Three weeks later in January 2007 Judge Guirola dismissed the case stating “Case is dismissed … for lack of subject matter jurisdiction”. In non legal English Guirola stated that the reason he was dismissing the case was that he had no authority to hear the federal civil rights case even though he is a federal judge. Would he have dared to have dismissed a federal civil rights case filed by a Moslem or Gay and give as the reason that as a federal judge he had no authority to hear a federal civil rights case? Obviously not. Only a corrupt federal judge would have acted is such an outrageous discriminatory manner.

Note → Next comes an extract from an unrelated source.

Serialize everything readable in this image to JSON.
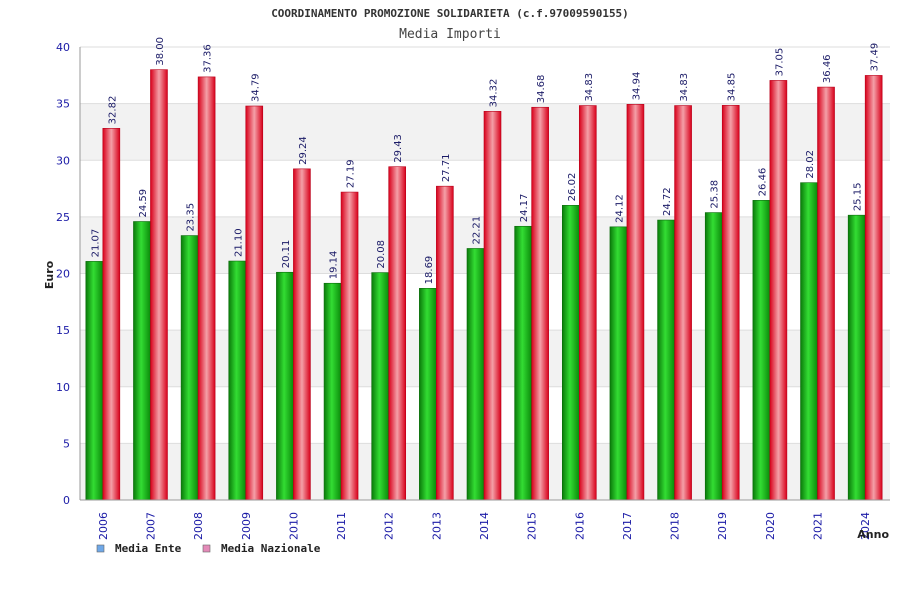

Dean appealed both cases to the U.S. Court of Appeals for the 5th Circuit. The cases have been there for one year.

This is the problem the 5th Circuit three judge panel has: They are trying to figure out a way to rule for the Board, Judge Wingate and Judge Guirola on all the issues. But, if they uphold dismissal on all the issues, in reality they will be ruling in favor of the Board having performed an unlicensed medical exam on Dean. They will be approving the Board’s finding that Dean is “mentally and emotionally unstable” because he “criticized them[the Board] and the Mississippi Supreme Court….”

Is the Defendant Board’s failure to deny in their responsive pleading that they performed an unlicensed medical exam on Dean an admission by them that they committed a felony? The Federal Rules state that all allegations in a lawsuit not denied by the defendants in their responsive pleading are admitted. It is unclear whether the 5th Circuit Judges will forthrightly address this issue in their decision.

Is it time for Attorney General Jim Hood to rule whether the Board Members committed a felony when they performed an unlicensed mental exam on Dean and then published the results of their exam?